Il commissario: “Roma rischia una crisi di liquidità”

Tutto rimandato a dopo le Europee: la disputa sul salva-Roma che ha rischiato di mandare in crisi il governo nelle scorse settimane non è all’ordine del giorno, ma è destinata a riaprirsi. Lo confermano le parole pronunciate ieri in audizione dal commissario straordinario del debito, Alessandro Beltrami: “La crisi di liquidità che adesso ha la gestione commissariale, domani sarà tutta di Roma capitale”.

A fine aprile, il consiglio dei ministri ha licenziato una norma frutto del compromesso tra Lega e Cinque Stelle per chiudere il commissariamento del debito storico di Roma nel 2021. Ma la norma contenuta nel dl Crescita, dice Beltrami, “risolve alcuni problemi alla gestione commissariale, ma non garantisce il piano di rientro, scarica su Roma Capitale tutte le criticità evidenziate dal 2012 in tutti i documenti ufficiali”. Il testo andrà all’esame della commissione Bilancio dopo il voto per le Europee. E i Cinque Stelle sperano di “far capire” alla Lega “la bontà dell’operazione”. In alternativa, comunque, sono pronti i voti del Partito democratico per “chiudere la gestione commissariale e ricontrattare il debito opportunamente ricalcolato”.

Di Maio si è smarcato dall’alleato e così si è ripreso un po’ di voti

Premesso che il mio istituto rileva un calo della Lega inferiore rispetto a quanto segnalato da altri, questa flessione può essere dovuta al fatto che alcuni elettori del Movimento 5 Stelle che si erano spostati verso Salvini adesso stanno tornando con Di Maio. Questo perché intanto c’è stata un’efficace campagna elettorale del vicepremier grillino, ultimamente ben presente anche in tv, e poi perché ha influito l’interpretazione di alcuni fatti negativi che hanno riguardato in vario modo la Lega, come le inchieste su Siri e sulla corruzione lombarda.

Normalmente però questi fatti giudiziari non incidono in maniera sesquipedale sulle percentuali, a meno che non coinvolgano i leader.

È più probabile che Di Maio abbia tratto il maggior vantaggio dall’essersi differenziato da Salvini, quando ha capito che stava perdendo terreno rischiando il sorpasso del Pd.
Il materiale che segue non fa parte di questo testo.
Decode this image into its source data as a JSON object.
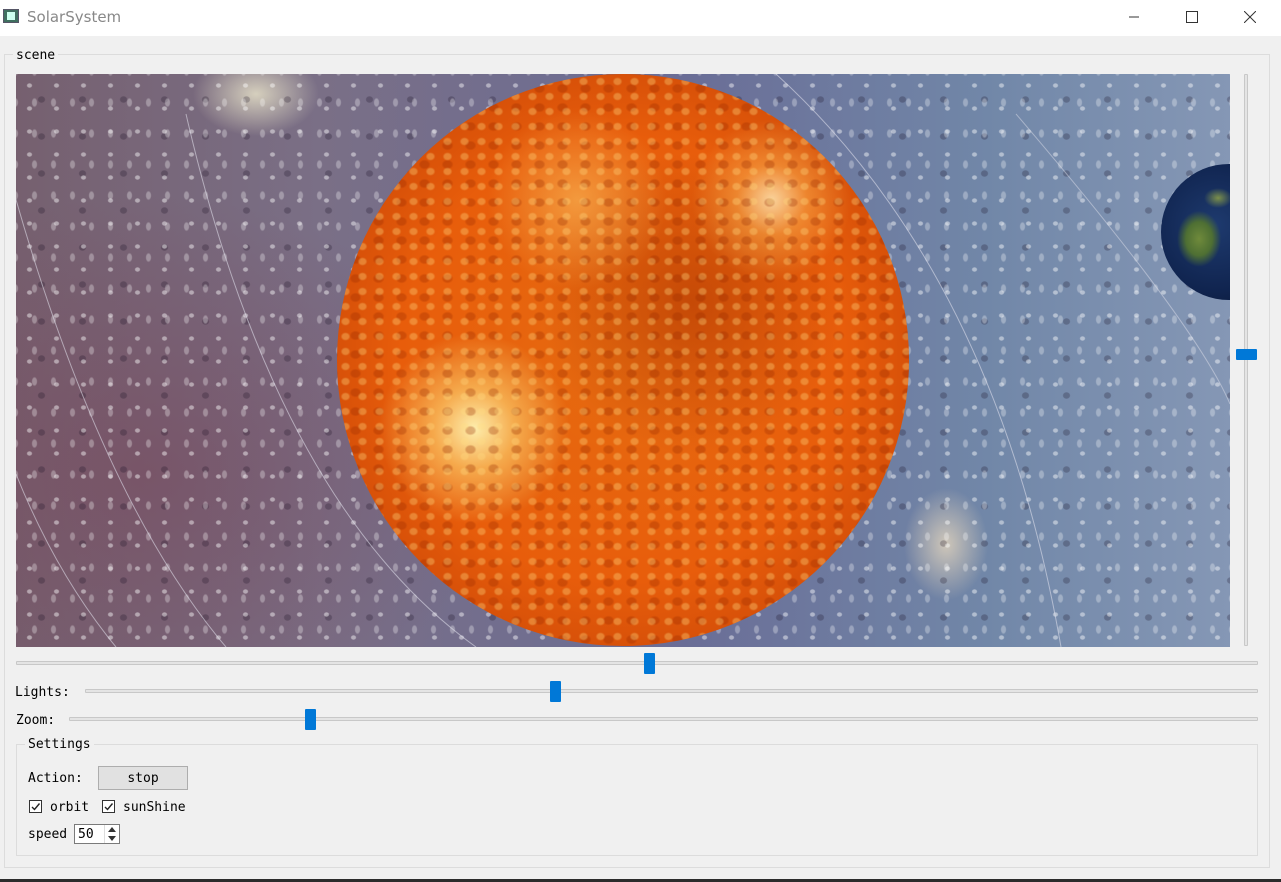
{
  "window": {
    "title": "SolarSystem"
  },
  "scene_group": {
    "title": "scene"
  },
  "sliders": {
    "vertical_level": 0.49,
    "horizontal_level": 0.51,
    "lights": {
      "label": "Lights:",
      "level": 0.4
    },
    "zoom": {
      "label": "Zoom:",
      "level": 0.2
    }
  },
  "settings": {
    "title": "Settings",
    "action_label": "Action:",
    "action_button": "stop",
    "orbit": {
      "label": "orbit",
      "checked": true
    },
    "sunshine": {
      "label": "sunShine",
      "checked": true
    },
    "speed_label": "speed",
    "speed_value": "50"
  },
  "colors": {
    "accent": "#0078d7",
    "background": "#f0f0f0"
  },
  "icons": [
    "app-icon",
    "minimize-icon",
    "maximize-icon",
    "close-icon",
    "checkmark-icon",
    "spin-up-icon",
    "spin-down-icon"
  ]
}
Si è smarcato dall’alleato, andando anche allo scontro quando era giusto farlo.

Da qui alle elezioni immagino che la Lega cercherà di spostare l’attenzione rispetto all’attualità, tornando ai temi di riferimento che le avevano consentito di arrivare a percentuali altissime, come sicurezza e immigrazione, su cui però il Movimento avrà ancora gioco a smarcarsi per tentare di ricucire il più possibile lo scarto con gli alleati e allo stesso tempo tenere a distanza il Pd.